Clinical Implications
Health systems can deploy low-dose CT screening with high sensitivity and manageable false positives, anticipating predominantly early-stage detection and low perioperative mortality when surgical management is pursued.
Why It Matters
Demonstrates real-world performance and safety of large-scale lung cancer screening in an ethnically and socioeconomically diverse urban setting, informing program design and policy.
Limitations
- Baseline round analysis; long-term mortality impact not assessed here.

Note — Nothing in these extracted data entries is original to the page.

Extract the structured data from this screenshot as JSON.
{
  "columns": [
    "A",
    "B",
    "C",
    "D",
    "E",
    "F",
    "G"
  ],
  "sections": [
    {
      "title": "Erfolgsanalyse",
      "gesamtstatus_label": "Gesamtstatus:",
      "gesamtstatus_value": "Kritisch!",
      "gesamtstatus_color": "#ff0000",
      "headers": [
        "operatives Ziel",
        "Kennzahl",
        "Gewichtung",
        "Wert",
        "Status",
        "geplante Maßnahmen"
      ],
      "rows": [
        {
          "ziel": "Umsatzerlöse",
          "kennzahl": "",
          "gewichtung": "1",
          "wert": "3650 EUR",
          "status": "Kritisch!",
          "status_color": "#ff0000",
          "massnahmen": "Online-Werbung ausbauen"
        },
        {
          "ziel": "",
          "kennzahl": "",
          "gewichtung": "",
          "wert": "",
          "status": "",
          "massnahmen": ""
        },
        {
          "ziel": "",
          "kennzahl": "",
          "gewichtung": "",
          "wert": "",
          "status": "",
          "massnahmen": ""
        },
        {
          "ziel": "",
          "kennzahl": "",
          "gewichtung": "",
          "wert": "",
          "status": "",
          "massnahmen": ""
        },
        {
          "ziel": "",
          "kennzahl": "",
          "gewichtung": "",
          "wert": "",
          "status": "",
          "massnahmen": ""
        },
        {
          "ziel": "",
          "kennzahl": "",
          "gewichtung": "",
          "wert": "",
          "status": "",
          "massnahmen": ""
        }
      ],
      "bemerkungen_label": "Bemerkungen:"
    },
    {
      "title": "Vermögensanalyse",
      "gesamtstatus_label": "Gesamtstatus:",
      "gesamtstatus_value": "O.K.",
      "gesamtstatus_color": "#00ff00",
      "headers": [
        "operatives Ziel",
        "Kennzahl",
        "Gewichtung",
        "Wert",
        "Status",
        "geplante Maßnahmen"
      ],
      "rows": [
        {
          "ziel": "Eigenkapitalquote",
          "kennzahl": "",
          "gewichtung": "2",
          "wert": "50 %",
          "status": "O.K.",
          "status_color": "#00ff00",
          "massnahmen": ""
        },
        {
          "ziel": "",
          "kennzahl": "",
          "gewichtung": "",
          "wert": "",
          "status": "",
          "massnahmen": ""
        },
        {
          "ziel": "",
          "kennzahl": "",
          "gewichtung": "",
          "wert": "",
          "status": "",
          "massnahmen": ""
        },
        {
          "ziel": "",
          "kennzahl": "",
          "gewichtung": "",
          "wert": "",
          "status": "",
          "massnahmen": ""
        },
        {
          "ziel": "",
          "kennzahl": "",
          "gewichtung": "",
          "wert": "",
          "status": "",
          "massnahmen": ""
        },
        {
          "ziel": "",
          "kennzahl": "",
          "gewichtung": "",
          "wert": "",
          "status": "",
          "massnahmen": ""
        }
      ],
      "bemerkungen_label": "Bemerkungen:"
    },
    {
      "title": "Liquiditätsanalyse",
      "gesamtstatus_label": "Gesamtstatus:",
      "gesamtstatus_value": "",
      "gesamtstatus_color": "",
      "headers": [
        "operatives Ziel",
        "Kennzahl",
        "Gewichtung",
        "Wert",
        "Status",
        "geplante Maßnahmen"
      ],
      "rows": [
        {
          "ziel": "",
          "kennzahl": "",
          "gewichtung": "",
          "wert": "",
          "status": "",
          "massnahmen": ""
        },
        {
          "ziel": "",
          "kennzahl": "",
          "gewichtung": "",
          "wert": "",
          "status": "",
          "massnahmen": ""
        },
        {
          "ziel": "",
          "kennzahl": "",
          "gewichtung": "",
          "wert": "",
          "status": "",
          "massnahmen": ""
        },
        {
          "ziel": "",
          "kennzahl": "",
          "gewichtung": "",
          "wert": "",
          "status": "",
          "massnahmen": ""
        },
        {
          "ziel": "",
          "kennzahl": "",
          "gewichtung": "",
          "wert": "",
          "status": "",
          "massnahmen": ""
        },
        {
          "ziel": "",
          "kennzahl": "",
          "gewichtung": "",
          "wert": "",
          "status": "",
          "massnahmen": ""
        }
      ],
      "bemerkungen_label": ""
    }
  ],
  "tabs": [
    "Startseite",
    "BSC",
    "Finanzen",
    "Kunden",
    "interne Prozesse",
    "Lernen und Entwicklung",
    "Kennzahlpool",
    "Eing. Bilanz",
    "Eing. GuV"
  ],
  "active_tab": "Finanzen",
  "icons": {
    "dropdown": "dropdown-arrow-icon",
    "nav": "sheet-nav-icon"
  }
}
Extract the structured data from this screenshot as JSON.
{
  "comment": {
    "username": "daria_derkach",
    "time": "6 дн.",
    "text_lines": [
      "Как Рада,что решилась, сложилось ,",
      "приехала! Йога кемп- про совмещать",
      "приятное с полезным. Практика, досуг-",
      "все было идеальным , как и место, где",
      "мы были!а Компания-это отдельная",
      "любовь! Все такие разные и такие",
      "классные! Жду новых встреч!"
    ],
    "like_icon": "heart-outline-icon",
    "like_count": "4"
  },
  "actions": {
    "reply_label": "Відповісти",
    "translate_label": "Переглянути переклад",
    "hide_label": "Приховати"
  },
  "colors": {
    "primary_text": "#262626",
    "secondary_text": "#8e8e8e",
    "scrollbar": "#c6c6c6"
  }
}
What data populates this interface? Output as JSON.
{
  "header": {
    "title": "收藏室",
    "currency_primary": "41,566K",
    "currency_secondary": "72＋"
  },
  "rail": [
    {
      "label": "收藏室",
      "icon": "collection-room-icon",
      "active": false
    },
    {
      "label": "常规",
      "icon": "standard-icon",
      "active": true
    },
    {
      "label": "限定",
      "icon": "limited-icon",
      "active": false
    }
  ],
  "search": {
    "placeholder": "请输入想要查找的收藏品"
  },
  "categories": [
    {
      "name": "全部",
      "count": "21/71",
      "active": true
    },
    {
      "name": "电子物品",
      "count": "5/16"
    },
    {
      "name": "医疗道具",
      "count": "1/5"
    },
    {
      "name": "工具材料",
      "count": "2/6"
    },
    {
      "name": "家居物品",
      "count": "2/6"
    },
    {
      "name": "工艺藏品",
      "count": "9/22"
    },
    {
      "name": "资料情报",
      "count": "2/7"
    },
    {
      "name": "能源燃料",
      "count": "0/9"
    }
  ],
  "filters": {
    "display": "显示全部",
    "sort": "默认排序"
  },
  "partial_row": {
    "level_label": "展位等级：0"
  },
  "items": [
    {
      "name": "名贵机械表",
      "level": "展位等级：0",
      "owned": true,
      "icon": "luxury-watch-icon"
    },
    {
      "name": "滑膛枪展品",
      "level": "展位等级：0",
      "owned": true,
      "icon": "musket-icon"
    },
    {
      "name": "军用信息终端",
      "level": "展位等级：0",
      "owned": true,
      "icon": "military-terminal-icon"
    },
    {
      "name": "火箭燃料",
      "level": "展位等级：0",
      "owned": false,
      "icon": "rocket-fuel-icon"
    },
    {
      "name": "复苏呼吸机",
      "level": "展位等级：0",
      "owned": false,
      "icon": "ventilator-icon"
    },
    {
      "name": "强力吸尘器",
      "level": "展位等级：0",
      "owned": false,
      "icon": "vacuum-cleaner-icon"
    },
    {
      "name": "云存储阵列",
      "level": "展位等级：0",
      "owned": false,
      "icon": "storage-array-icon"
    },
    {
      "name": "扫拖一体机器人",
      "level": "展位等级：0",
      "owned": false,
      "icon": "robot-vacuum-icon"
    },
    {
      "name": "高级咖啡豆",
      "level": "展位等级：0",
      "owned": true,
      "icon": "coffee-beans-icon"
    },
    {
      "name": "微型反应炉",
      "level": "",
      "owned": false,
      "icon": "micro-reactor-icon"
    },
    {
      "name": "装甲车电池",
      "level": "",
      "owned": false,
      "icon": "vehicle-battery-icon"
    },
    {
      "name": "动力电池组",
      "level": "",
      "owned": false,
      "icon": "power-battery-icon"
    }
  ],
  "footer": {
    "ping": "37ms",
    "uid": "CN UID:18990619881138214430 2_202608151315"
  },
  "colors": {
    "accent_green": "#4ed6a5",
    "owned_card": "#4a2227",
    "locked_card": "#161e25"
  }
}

- Benign resection rate (11.6%) indicates potential for further optimization of nodule management algorithms.
Future Directions
Evaluate longitudinal outcomes (mortality, overdiagnosis), refine risk models and nodule management to reduce benign resections, and assess equity and adherence in program scale-up.
Study Information
- Study Type
- Cohort
- Research Domain
- Diagnosis
- Evidence Level
- III - Large prospective cohort evaluating screening performance metrics.